Cunningham continued: “It was important for us to find ways to accommodate the larger structures on a tight site. We redesigned the site, changed the back of house configuration, spent more on trackway, limited the boneyard and asked contractors not to store as much kit on site.

“We built on ground that we had not built on before and we had to create a new fire exit and evacuation plan. But all of the contractors we used stepped up. They looked at their processes and we probably delivered the best build ever and we were more ready than we had ever been. And that’s probably because people looked at the project with fresh eyes.”

Huge challenge

According to Cunningham, Masterpiece London was better even though it was bigger. But what stood out about the event?

“The first thing that stands out is the increase in size – it was a huge challenge to build bigger structures with no extra time and to the same high standards.
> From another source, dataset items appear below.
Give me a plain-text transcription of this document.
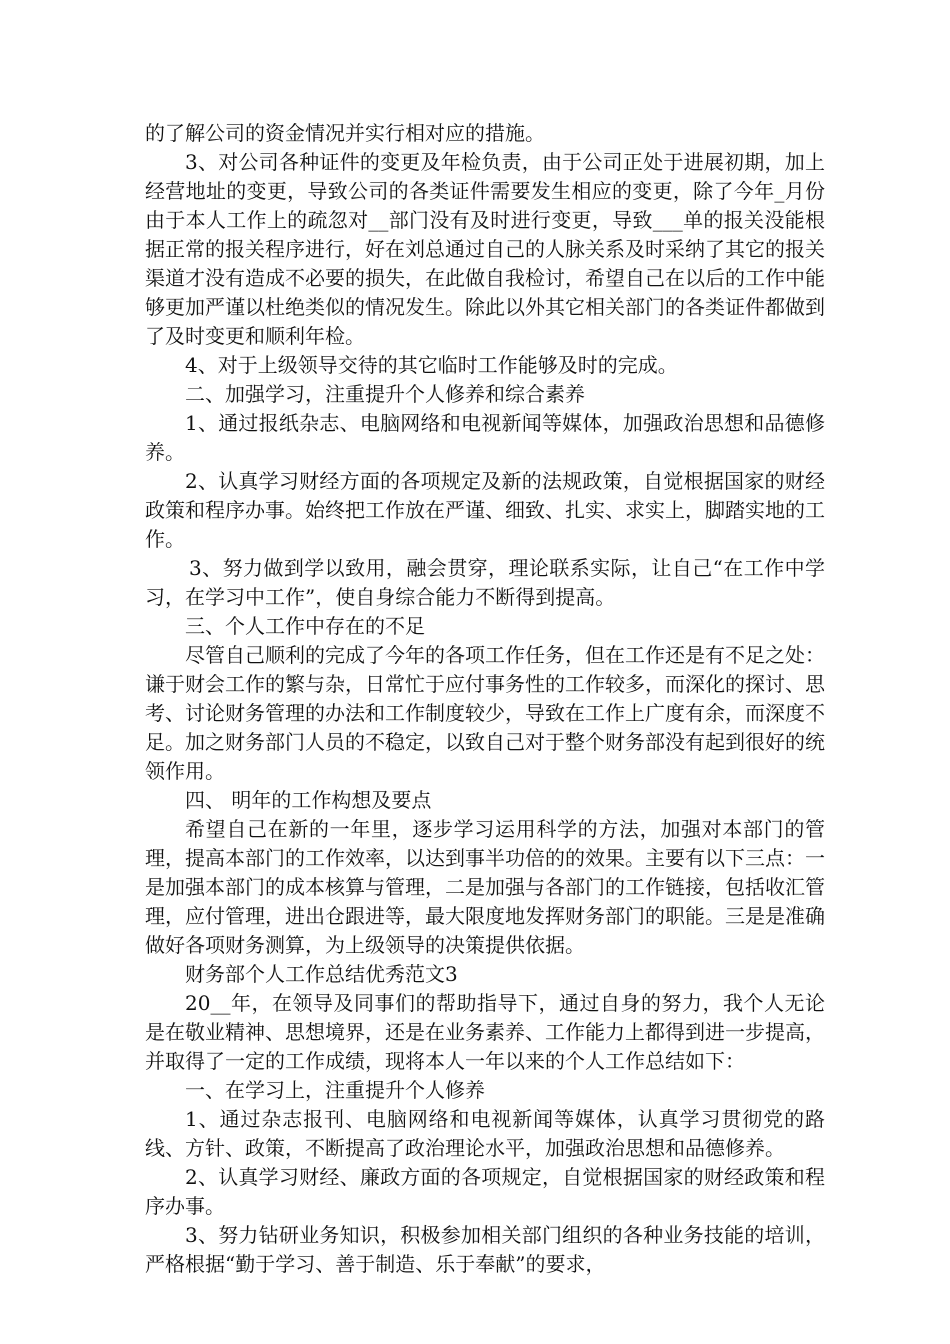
的了解公司的资金情况并实行相对应的措施。

3、对公司各种证件的变更及年检负责，由于公司正处于进展初期，加上经营地址的变更，导致公司的各类证件需要发生相应的变更，除了今年_月份由于本人工作上的疏忽对__部门没有及时进行变更，导致___单的报关没能根据正常的报关程序进行，好在刘总通过自己的人脉关系及时采纳了其它的报关渠道才没有造成不必要的损失，在此做自我检讨，希望自己在以后的工作中能够更加严谨以杜绝类似的情况发生。除此以外其它相关部门的各类证件都做到了及时变更和顺利年检。

4、对于上级领导交待的其它临时工作能够及时的完成。

二、加强学习，注重提升个人修养和综合素养

1、通过报纸杂志、电脑网络和电视新闻等媒体，加强政治思想和品德修养。

2、认真学习财经方面的各项规定及新的法规政策，自觉根据国家的财经政策和程序办事。始终把工作放在严谨、细致、扎实、求实上，脚踏实地的工作。

3、努力做到学以致用，融会贯穿，理论联系实际，让自己“在工作中学习，在学习中工作”，使自身综合能力不断得到提高。

三、个人工作中存在的不足

尽管自己顺利的完成了今年的各项工作任务，但在工作还是有不足之处：谦于财会工作的繁与杂，日常忙于应付事务性的工作较多，而深化的探讨、思考、讨论财务管理的办法和工作制度较少，导致在工作上广度有余，而深度不足。加之财务部门人员的不稳定，以致自己对于整个财务部没有起到很好的统领作用。

四、 明年的工作构想及要点

希望自己在新的一年里，逐步学习运用科学的方法，加强对本部门的管理，提高本部门的工作效率，以达到事半功倍的的效果。主要有以下三点：一是加强本部门的成本核算与管理，二是加强与各部门的工作链接，包括收汇管理，应付管理，进出仓跟进等，最大限度地发挥财务部门的职能。三是是准确做好各项财务测算，为上级领导的决策提供依据。

财务部个人工作总结优秀范文3

20__年，在领导及同事们的帮助指导下，通过自身的努力，我个人无论是在敬业精神、思想境界，还是在业务素养、工作能力上都得到进一步提高，并取得了一定的工作成绩，现将本人一年以来的个人工作总结如下：

一、在学习上，注重提升个人修养

1、通过杂志报刊、电脑网络和电视新闻等媒体，认真学习贯彻党的路线、方针、政策，不断提高了政治理论水平，加强政治思想和品德修养。

2、认真学习财经、廉政方面的各项规定，自觉根据国家的财经政策和程序办事。

3、努力钻研业务知识，积极参加相关部门组织的各种业务技能的培训，严格根据“勤于学习、善于制造、乐于奉献”的要求，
“Also, we had to work with Thames Tideway, which is carrying out major works, and ask them to not do any piling work during the show. The works had a huge impact on the show, particularly traffic management and noise monitoring, so that was a challenge.

“The site has a one-way traffic management system in place and because of the larger structures, this was difficult. We had taken one of the structures so far north that we had a narrow but accessible route through the site but we made it work. We found ways to get some of the installations in and out of the tent, whilst maintaining security, and Neptunus was instrumental in that.

“If it wasn’t for the new layout and reconfigured site, we could not have achieved what we achieved,” Cunningham concluded.